Sechster Artikel. Der Geiz ist eine sogenannte geistige Sünde.
a) Dem ist nicht so. Denn: I. Solche Sünden richten sich auf geistige Güter; — was beim Geize nicht der Fall ist. II. Der Geiz ist vielmehr eine fleischliche Sünde; denn er begleitet die Vergänglichkeit des Fleisches, wie man bei den Greifen sehen kann. III. Fleischlich wird jene Sünde genannt, durch welche der körperliche Teil des Körpers in Unordnung gerät, nach 1. Kor. 6, 18. Der Geiz aber quält den Menschen auch körperlich, so daß Chrysostomus (29. in Matth.) den besessenen bei Mark. 5., der da im Körper gequält wird, mit dem geizigen vergleicht. Also ist der Geiz keine geistige Sünde. Auf der anderen Seite zählt ihn Gregor (31. moral. 17.) zu den geistigen Sünden.

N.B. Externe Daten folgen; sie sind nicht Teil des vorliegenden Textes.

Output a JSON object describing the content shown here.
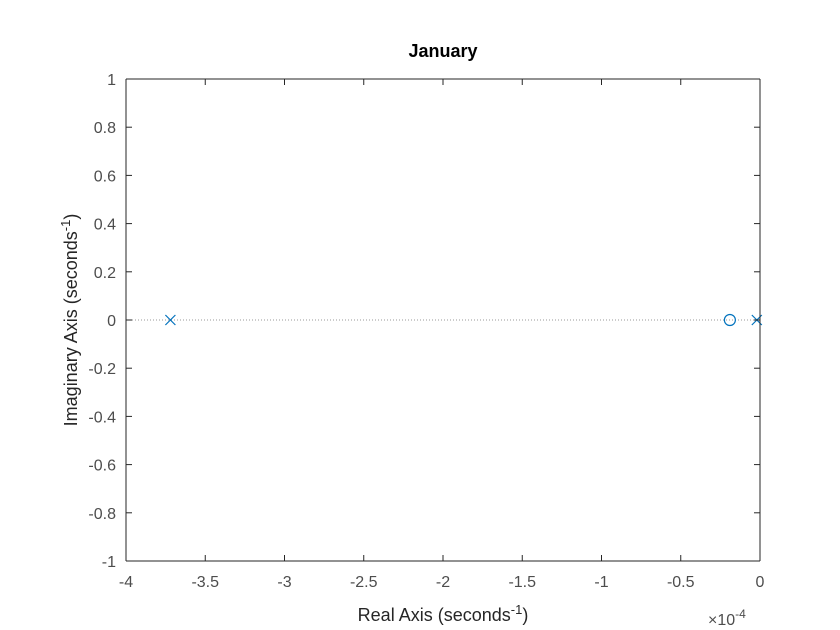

b) Ich antworte, die Sünden bestehen vornehmlich in den Hinneigungen; alle Hinneigungen der Seele oder die gesamten Leidenschaften haben aber ihren Abschlußpunkt im Ergötzen oder in der Trauer. (2. Ethic. 5.) Manche nun von diesen Ergötzungen sind fleischlich, manche geistig. Als fleischliche werden jene bezeichnet, welche sich vollenden im Gefühle des Fleisches; als geistige jene, welche sich vollenden allein in der Auffassung der Seele. Fleischliche Sünden also sind diejenigen, welche in fleischlichen Ergötzungen bestehen wie die Gaumenlust, die Unkeuschheit; geistige Sünden werden diejenigen genannt, welche im Ergötzen der geistigen Auffassung bestehen ohne fleischliches Ergötzen. Und derartig ist der Geiz; denn der geizige findet seine Freude darin, sich als den Besitzer von Reichtum aufzufassen. Also ist der Geiz eine geistige Sünde.
c) I. Der Geiz sucht am körperlichen Gegenstande kein fleischliches Ergötzen, sondern folgt der durch die Sinne vermittelten Auffassung. Allerdings steht er auf Grund des körperlichen Gegenstandes in der Mitte zwischen den rein fleischlichen und rein geistigen Sünden (wie z. B. dem Stolze, der nur den Vorrang sucht). II. Die Bewegung wird benannt nach ihrem Abschlußpunkte, nicht nach ihrem Ausgangspunkte. Fleischlich also heißt eine Sünde, weil sie ihren Abschluß sucht in körperlichem Ergötzen; nicht aber weil sie ausgeht von einem Mangel im Körper. III. Chrysostomus vergleicht den geizigen mit jenem vom Teufel besessenen (Mark. 5.); nicht weil dieser im Fleische gequält wurde, sondern wegen des Gegensatzes, weil nämlich wie der besessene sich entkleidete, so der geizige sich immer mehr mit Geld und Gut umgiebt.